= The Cambridge Diet =

Meal replacement fad diet

The Cambridge Diet was a very-low-calorie meal replacement fad diet developed in the 1960s. The diet launched with different versions in the US and the UK. The US version filed for bankruptcy and shut down shortly after the deaths of several dieters. The UK diet has also been known as the Cambridge Weight Plan, but is now known as The 1:1 Diet.

==History==

The Cambridge Diet was initially used and developed in hospital weight loss programs in the 1960s by Alan Howard at Cambridge University, England.
Rights to the original Cambridge powder formula in the United States were obtained by Cambridge Direct Sales in 1979, and after improvements for flavor the Cambridge diet was launched as a commercial product in the United States in 1980. It was sold through multi-level marketing. Howard created his own, different flavor improvements and launched a commercial UK version of the Cambridge diet in 1984. Since 2005 the UK company that makes the product is Cambridge Nutritional Foods Limited.

The US diet was very popular in the 1980s but was also the subject of some controversy.
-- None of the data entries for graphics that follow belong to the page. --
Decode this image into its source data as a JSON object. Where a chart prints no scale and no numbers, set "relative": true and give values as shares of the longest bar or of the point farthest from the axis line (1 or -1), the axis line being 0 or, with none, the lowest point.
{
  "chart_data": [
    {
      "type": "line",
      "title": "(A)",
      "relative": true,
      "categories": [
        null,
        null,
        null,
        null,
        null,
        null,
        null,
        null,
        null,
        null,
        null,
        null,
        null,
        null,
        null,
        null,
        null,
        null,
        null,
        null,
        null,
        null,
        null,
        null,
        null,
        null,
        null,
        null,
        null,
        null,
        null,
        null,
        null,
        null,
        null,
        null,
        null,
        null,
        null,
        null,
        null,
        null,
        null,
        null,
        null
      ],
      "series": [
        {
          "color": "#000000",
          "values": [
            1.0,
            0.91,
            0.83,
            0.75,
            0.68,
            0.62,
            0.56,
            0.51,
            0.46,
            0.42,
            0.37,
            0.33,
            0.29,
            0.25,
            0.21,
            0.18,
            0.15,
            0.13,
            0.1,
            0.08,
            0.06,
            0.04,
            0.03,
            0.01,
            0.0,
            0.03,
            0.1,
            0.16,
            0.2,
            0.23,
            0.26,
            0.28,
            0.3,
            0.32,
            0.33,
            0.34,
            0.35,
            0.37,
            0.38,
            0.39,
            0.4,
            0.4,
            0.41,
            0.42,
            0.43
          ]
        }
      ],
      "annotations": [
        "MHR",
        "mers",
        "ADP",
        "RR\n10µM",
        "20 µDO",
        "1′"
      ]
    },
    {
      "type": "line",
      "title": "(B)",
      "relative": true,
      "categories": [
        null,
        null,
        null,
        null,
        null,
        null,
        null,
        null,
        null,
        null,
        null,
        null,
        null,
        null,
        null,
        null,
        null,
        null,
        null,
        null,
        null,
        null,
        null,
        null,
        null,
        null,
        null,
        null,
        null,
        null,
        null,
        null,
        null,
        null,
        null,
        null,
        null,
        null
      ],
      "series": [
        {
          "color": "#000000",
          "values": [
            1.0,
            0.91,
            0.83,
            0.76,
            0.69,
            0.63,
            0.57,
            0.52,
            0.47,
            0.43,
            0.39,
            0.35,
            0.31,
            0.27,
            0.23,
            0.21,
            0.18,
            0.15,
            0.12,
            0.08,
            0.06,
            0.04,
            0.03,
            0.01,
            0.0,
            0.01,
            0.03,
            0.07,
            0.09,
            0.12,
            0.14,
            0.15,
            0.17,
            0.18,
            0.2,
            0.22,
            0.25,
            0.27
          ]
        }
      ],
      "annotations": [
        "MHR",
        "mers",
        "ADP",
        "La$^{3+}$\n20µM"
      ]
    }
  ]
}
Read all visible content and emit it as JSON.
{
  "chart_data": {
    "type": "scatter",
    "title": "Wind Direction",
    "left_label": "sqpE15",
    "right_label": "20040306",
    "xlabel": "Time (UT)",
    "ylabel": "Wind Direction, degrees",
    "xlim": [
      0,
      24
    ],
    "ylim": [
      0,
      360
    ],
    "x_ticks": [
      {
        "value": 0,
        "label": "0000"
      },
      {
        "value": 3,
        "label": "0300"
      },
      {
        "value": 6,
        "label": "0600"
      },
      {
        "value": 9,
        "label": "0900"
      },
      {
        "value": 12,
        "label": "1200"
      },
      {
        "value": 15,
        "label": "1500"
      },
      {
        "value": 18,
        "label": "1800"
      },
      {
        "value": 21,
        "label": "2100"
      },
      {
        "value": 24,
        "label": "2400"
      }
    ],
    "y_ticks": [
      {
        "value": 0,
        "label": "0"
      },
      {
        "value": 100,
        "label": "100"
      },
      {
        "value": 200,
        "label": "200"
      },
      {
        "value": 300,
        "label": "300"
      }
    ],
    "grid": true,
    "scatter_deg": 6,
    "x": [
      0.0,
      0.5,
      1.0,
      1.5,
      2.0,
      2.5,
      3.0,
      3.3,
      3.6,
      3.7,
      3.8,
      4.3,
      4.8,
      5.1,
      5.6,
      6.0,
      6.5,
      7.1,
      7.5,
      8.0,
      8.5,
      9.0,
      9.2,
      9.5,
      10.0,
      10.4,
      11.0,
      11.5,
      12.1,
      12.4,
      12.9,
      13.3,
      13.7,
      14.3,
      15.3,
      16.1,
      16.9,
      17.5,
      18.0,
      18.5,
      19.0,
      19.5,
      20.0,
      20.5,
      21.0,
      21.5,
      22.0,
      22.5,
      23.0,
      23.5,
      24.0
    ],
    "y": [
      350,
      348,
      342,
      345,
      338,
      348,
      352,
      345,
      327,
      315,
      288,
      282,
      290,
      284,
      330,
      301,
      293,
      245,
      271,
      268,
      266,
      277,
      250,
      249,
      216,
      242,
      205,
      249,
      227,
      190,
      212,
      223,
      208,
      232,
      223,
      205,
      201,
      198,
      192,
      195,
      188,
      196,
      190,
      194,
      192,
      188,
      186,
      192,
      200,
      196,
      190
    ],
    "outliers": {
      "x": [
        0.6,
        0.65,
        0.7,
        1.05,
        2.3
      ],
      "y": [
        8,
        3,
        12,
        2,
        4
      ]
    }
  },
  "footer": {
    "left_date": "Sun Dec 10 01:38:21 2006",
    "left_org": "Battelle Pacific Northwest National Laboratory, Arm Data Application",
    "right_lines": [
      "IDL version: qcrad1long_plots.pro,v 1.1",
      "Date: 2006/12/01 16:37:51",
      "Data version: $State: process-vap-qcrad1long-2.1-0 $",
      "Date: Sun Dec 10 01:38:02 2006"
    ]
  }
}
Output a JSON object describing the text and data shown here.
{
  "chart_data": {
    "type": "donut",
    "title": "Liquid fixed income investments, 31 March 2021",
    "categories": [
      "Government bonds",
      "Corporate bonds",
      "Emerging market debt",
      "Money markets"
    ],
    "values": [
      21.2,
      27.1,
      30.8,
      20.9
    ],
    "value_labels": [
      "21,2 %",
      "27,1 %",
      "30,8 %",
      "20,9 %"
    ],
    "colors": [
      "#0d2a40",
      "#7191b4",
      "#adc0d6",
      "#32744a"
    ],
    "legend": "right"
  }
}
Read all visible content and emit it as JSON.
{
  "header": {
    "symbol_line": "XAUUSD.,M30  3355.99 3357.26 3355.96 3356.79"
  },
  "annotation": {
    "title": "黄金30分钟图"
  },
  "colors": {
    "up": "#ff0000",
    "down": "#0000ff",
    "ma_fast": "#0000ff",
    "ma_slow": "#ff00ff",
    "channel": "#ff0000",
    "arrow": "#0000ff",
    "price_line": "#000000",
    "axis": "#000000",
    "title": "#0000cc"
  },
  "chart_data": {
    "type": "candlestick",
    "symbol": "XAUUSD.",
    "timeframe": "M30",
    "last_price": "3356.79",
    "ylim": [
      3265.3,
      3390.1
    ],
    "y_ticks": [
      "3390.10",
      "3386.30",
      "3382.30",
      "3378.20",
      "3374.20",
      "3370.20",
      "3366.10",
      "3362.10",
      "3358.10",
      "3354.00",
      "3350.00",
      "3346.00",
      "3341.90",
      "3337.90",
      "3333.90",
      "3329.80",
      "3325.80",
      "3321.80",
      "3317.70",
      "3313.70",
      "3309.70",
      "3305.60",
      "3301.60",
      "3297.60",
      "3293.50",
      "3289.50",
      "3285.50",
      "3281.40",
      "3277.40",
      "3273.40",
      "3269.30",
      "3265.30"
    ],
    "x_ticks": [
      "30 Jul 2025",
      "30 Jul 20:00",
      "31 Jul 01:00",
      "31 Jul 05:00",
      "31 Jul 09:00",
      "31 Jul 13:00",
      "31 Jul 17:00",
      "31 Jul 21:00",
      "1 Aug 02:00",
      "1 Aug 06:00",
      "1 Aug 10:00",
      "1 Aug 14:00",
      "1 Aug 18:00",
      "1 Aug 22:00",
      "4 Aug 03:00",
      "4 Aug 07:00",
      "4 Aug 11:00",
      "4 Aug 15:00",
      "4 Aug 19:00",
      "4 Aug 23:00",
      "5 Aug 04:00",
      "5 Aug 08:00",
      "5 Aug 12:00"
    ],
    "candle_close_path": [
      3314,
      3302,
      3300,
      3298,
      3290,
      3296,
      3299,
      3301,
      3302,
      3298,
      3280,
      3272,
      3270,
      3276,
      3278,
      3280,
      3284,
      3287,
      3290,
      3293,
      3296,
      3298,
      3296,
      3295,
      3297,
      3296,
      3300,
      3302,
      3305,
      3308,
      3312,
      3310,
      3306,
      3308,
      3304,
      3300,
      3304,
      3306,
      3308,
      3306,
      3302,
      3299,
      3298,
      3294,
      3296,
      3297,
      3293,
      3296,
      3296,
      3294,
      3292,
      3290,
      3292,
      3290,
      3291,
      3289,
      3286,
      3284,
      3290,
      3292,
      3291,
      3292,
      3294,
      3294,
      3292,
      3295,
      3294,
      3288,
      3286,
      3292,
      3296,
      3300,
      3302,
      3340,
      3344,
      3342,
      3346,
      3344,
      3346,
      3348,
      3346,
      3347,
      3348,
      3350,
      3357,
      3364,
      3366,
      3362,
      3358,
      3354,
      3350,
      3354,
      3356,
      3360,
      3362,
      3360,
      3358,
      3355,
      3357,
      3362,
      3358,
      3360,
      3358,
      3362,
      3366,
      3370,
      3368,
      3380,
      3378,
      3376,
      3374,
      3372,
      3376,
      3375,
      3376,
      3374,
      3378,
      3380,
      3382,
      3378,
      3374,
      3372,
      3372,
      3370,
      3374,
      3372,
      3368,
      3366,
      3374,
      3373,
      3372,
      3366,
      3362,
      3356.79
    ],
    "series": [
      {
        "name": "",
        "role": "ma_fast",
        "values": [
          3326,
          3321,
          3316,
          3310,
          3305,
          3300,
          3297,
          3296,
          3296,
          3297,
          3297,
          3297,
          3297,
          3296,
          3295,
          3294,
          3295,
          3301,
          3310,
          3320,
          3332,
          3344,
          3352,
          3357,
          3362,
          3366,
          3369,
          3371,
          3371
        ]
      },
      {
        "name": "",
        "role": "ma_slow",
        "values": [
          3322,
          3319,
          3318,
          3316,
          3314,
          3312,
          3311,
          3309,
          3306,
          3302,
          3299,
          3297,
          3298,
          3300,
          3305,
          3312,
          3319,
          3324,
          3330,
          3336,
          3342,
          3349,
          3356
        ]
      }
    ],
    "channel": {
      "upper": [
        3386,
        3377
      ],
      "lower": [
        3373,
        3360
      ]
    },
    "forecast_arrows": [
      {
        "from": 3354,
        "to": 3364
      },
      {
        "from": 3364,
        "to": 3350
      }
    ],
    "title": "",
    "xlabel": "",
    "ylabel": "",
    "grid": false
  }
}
It came under scrutiny from regulators and health authorities after potential health concerns were raised. Under pressure from the U.S. Food and Drug Administration the calorie intake was raised from 330 kcal/day to 800 kcal/day. In 1985 Cambridge Diet Plan paid a six figure sum to settle a case brought by the family of a 31 year old woman who had died while following the Cambridge Diet. The FDA stated that eight such deaths were "potentially linked" to the Cambridge diet. In the early 1980s there were six documented deaths of people following the Cambridge liquid diet.

In 1987 a UK government Health Department report was critical of evidence submitted by Cambridge Nutrition - the working group responsible were not convinced by claims that the Cambridge Diet achieved protein sparing as well as conventional calorie restricted diets, and were concerned about conservation of lean tissue during dieting.

== Composition ==

Food is principally in liquid form and includes soups, shakes, bars, and meals sold as part of the diet. Most of the meal replacement products sold as part of the diet are manufactured in the UK. As of 2006, 3 servings of the liquid diet had a macronutrient composition of 43 g of protein, 42 g of carbohydrate and 8 g of fat, supplemented with micronutrients.

== 1:1 Diet ==

As of 2019 the diet was renamed the "1:1 diet". The 1:1 Diet is categorized as a very-low-calorie diet. The diet plan has 6 variants or "steps." The first step consists of 3-4 products totaling at least 600 kcal per day. The remaining steps reintroduce regular meals and remove the 1:1 products in various combinations.

== Criticism ==

The Cambridge diet has been characterized as a fad diet due to its starvation-level calorie intake, extreme weight loss, and its rapid rise and fall in popularity in the 1980s.

Modern guidelines state that a diet of less than 1000 kcal/day should not be followed for more than 12 weeks, and a diet of less than 600kcal/day should have medical supervision, as very-low-calorie diets can lead to sudden death by cardiac arrest. When it was launched in 1980 the diet specified an intake of 330 kcal/day, and as recently as 2019 allowed an intake of 450 kcal/day. While there is some evidence that these types of diets result in short-term weight loss, there is little evidence of long-term benefit.

There are concerns regarding the cost due to the fact that people must buy at least two weeks of product at a time. The British Dietetic Association lists the possible adverse side effects as including "bad breath, a dry mouth, tiredness, dizziness, insomnia, nausea and constipation". In 2005, the American Academy of Family Physicians recommended avoiding fad diets such as the Cambridge Diet.